The weight of evidence clearly shows not only bad treatment, consisting of assaults and beating by the third mate and the boatswain, but by the master himself. The master’s personal violence does not appear to have been so frequent or continuous, but it does appear that he not only did not protect libelant from the bad treatment, and from violence committed by the mate and boatswain, of the mate particularly, which it seems was continuous and persistent, but that he on more than one occasion at least encouraged it. His acts of omission as well as commission, and which were more frequent, were a breach of duty on his part, for which, in my judgment, the vessel is liable.

The testimony for claimant is mainly of a negative character, at least so far as the master’s acts of ..violence or illtreatment of the libelant is concerned, except that of the master himself. He testifies that he did not commit any personal violence on libelant, except on one occasioii, and his account of that occurrence as to the character and manner of the assault is in conflict with the weight of evidence on behalf of the libelant. He also testifies that he did not encourage the mate and boatswain in their bad treatment of libelant, which is also in conflict with the weight of evidence. The other witnesses for claimant say generally that they did not see any assault or other ill-treatment of libelant by the master, and that the master was generally good in his treatment of the men.

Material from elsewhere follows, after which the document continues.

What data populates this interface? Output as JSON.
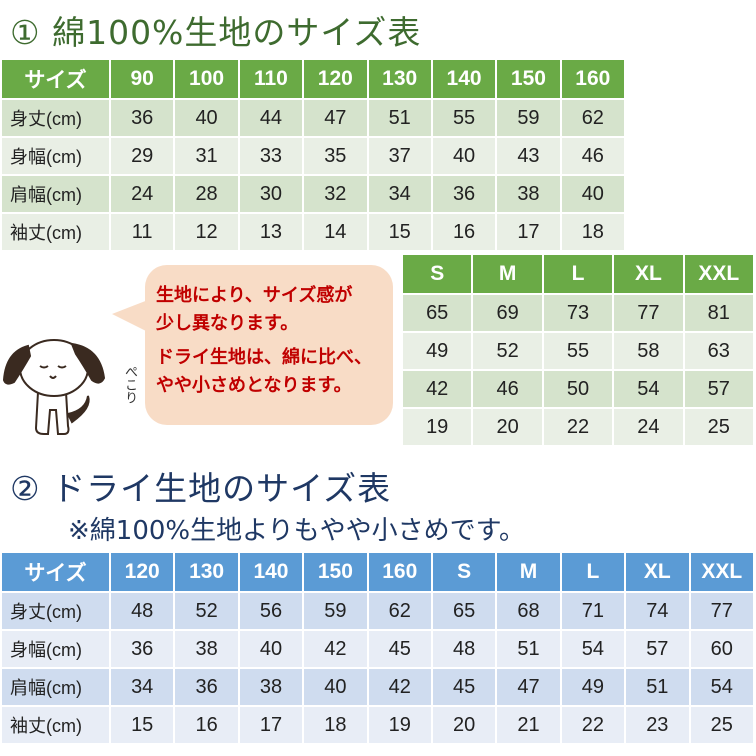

Some of them, however, testify that libelant was harshly treated and assaulted by tbe third mate and boatswain, and this seems from the evidence to have been pretty generally known aboard the ship. But the specific allegations of the libel as to the illtreatment of the libelant are not put in issue by the answer. The answer denies in a general way that the master did “illtreat David Jones, or that said David Jones was unjustly or illegally assaulted by any one for whose conduct the owners of said vessel are responsible.”

I find from the evidence that he “was unjustly and illegally assaulted” by those for whose conduct the owners of said vessel are responsible, and that he failed to get that protection to which he was entitled under the law. No legal justification or excuse is shown for the harsh treatment he received. If he was a poor seaman, — one without much or any knowledge or experience as such, — as appears from the evidence to have been the fact, this did not justify the illtreatment he received. Other remedies are provided for and authorized by the law. It, however, does not appear that libelant was seriously injured by his treatment, — no special damage is shown, — and I think that $50 would be ample to compensate him in the case made.

Det a decree be entered for this amount, with costs.